Supreme Court restores privacy in smackdown of California

July 6, 2021   •  By Luke Wachob   •    •  , , ,

This piece originally appeared in Washington Examiner on July 6, 2021. 

 

When you join with others in support of a cause, state officials don’t have a right to track you. That’s the upshot of last week’s Supreme Court ruling affirming the right to support nonprofit groups without being monitored by the state.

In an opinion likely to be recognized as a landmark case, the court struck down a California requirement that charities turn over a list of their major supporters before soliciting donations. The state failed to prove it needed the lists to enforce its tax laws or anything else.

California claimed it would keep the supporter names confidential. But a trial in the lower court revealed that the state carelessly exposed thousands of charity donor lists on a public website, a mistake that can’t be undone. Once a person’s identity and membership in a group is publicly exposed online, they are forever vulnerable to harassment and retaliation for their beliefs. Today’s unforgiving cancel culture heightens those threats.

Fortunately, the Supreme Court on Thursday reaffirmed the “vital relationship” between freedom of association and privacy. If people reasonably fear that their membership in a group will be revealed, either publicly or to powerful state officials, they will be deterred from exercising their First Amendment rights to assemble and speak out on controversial issues. Just as we vote in private booths, we have a right to join and speak in private groups.

When the government wishes to pierce this privacy, it needs a good reason. California failed to provide one. Yet it found support from politicians who have fought to rebrand movements of private citizens as nefarious “dark money groups.” This effort has led to numerous state laws over the last decade treating long-standing nonprofit organizations as campaign committees. These laws expose sensitive information about private citizens to state officials while revealing nothing to voters about government. They call it transparency.

Free speech advocates warned that the campaign against so-called dark money would be a race to the bottom that puts everyone’s privacy at risk. California proved their case, demanding supporter lists from every charitable organization in the state. No wonder it was opposed in Thursday’s case by hundreds of groups from across the political spectrum, including the United States Chamber of Commerce, the American Civil Liberties Union, the Council on American-Islamic Relations, and the Zionist Organization of America.

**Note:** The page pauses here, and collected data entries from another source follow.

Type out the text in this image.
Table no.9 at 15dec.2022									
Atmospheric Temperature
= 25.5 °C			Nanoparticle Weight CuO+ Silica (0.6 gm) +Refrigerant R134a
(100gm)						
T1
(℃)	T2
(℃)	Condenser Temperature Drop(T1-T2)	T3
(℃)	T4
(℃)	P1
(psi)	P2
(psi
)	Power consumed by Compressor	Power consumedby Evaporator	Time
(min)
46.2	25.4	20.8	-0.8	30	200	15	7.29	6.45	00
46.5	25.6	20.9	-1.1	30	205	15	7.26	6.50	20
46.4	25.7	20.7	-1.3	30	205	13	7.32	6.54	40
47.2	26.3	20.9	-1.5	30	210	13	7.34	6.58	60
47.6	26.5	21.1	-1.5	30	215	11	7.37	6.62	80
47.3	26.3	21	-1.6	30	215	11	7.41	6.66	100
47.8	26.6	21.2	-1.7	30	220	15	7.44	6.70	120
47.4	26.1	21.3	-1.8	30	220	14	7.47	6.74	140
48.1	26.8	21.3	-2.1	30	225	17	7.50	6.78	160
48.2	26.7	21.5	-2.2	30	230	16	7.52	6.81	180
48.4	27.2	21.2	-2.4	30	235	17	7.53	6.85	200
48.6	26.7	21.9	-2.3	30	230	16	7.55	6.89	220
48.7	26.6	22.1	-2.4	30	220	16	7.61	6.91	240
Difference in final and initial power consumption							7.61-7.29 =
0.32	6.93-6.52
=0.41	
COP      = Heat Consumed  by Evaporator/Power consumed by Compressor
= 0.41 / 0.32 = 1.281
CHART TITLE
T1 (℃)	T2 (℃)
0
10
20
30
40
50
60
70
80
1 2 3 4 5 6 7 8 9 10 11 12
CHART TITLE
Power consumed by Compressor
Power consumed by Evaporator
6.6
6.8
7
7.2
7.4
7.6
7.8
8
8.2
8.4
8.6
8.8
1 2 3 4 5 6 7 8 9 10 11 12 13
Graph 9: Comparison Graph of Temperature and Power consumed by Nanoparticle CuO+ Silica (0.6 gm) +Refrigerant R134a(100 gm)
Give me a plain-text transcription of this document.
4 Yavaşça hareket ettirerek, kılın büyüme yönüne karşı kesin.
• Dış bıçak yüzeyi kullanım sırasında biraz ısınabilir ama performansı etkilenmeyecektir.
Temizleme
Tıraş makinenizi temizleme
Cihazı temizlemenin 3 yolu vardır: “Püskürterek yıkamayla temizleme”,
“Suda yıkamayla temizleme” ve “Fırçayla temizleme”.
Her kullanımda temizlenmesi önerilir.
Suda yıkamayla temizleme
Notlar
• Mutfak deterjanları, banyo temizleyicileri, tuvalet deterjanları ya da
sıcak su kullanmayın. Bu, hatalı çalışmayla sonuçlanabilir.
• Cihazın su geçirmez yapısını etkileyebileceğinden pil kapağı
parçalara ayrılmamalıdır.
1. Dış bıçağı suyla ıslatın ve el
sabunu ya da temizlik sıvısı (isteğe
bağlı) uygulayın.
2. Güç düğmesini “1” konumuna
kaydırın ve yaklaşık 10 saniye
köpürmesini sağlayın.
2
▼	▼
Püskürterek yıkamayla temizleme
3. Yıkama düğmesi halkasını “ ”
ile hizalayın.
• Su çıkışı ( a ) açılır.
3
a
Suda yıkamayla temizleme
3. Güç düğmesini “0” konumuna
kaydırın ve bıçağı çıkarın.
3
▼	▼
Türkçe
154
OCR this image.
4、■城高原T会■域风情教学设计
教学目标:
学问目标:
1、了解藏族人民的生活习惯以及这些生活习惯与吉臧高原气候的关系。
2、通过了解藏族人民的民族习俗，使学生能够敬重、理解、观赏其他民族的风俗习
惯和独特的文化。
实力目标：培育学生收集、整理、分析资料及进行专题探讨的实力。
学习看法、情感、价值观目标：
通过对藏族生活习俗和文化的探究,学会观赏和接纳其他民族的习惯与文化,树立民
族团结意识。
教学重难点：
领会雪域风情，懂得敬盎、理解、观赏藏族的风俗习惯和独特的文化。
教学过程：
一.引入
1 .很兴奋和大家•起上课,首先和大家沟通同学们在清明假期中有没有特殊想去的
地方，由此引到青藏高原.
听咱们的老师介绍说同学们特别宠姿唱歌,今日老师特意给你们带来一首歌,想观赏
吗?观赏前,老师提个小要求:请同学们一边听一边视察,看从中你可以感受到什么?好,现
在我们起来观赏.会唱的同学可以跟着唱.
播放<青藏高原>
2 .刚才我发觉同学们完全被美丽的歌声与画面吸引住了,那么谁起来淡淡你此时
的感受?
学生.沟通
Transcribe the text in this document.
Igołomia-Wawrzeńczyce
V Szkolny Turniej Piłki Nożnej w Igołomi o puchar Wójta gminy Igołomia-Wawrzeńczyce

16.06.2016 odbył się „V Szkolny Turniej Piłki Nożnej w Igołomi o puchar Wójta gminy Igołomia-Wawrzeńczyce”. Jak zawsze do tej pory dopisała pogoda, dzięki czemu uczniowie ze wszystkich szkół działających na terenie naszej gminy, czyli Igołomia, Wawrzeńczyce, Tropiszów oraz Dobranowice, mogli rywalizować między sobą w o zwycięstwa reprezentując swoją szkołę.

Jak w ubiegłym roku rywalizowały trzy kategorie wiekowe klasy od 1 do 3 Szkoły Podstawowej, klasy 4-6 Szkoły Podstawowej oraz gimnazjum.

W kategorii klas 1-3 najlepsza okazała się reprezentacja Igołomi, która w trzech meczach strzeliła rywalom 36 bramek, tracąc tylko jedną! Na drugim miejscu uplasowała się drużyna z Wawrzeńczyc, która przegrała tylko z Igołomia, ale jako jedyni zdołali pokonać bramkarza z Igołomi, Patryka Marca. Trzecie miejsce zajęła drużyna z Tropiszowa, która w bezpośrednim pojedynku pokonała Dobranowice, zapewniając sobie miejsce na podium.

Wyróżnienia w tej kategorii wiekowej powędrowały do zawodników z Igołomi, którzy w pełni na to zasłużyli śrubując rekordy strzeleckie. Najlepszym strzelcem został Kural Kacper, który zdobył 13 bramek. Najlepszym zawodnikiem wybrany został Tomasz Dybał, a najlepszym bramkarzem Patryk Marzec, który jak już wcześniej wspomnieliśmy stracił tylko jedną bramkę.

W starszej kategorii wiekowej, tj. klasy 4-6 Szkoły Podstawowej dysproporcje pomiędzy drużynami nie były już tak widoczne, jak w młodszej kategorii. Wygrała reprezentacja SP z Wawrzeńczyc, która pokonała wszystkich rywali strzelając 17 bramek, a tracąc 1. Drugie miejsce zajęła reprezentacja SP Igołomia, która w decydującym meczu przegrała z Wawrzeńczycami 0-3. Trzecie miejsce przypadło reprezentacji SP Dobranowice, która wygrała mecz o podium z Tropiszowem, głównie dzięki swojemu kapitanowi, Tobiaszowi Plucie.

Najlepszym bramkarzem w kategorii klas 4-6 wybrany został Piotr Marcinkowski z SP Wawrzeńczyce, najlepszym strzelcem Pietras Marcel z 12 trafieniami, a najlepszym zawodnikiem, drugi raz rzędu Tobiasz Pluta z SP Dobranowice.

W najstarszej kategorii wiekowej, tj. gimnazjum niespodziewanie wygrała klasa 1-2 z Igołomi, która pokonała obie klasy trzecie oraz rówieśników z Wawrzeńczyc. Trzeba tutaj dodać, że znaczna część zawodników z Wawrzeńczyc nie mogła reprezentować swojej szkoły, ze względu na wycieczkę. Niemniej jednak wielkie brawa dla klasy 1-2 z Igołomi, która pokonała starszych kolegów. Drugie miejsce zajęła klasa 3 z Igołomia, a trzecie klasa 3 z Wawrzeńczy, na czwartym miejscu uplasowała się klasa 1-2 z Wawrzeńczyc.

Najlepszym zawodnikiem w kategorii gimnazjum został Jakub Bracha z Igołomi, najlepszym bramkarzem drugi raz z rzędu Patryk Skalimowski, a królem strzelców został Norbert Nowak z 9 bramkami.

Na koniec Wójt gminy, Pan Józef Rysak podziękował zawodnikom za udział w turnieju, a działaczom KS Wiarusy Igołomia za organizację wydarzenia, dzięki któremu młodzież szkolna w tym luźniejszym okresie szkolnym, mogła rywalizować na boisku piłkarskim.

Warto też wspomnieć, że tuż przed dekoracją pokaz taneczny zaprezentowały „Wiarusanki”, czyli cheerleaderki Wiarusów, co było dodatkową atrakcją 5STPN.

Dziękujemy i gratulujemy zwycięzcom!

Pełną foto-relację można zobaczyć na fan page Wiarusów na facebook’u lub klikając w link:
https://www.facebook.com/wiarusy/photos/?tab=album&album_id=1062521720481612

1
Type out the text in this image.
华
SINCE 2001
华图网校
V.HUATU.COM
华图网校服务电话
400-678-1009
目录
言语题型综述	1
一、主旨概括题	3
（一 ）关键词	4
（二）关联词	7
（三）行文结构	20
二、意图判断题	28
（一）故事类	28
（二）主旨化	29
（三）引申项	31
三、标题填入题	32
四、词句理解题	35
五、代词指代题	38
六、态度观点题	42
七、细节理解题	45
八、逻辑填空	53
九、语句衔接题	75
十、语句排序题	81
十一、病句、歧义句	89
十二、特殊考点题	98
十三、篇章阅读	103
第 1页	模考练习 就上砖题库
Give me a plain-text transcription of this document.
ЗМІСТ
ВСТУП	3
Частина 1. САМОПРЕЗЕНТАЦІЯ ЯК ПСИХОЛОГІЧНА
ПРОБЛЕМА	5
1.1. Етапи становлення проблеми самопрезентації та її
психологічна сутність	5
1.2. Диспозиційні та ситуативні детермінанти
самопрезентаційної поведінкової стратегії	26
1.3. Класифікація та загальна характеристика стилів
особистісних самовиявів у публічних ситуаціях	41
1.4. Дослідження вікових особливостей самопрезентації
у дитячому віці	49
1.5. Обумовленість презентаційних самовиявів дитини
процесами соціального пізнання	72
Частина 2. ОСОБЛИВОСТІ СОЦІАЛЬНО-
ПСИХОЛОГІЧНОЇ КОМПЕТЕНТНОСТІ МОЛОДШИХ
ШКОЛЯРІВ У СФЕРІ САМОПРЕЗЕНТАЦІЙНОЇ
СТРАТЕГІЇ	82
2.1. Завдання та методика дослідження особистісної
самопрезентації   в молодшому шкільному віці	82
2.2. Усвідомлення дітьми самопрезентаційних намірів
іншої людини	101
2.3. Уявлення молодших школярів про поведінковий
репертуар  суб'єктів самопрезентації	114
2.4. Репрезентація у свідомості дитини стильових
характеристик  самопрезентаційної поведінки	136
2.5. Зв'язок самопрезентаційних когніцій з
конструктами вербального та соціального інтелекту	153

The court was careful to note in its ruling that this was no campaign finance case. The plaintiffs are charitable organizations barred by federal law from participating in campaigns. That hasn’t stopped disgruntled politicians from claiming the decision is a strike against campaign finance laws.

The real takeaway should be how broadly First Amendment rights were violated before the Supreme Court stepped in. The right to join and support nonprofit organizations privately was unanimously recognized by the Supreme Court way back in 1958. Yet that precedent had been eroded so thoroughly that California eventually felt free to ignore it altogether. The 9th U.S. Circuit Court of Appeals agreed it could.

The Supreme Court corrected that grave error with a decision that begins to restore freedom of association to the vaunted status it rightfully held in the 20th century. Hopefully, one day we will look back and see that California’s overreach awakened the court to the new generation of threats facing our most fundamental First Amendment freedoms.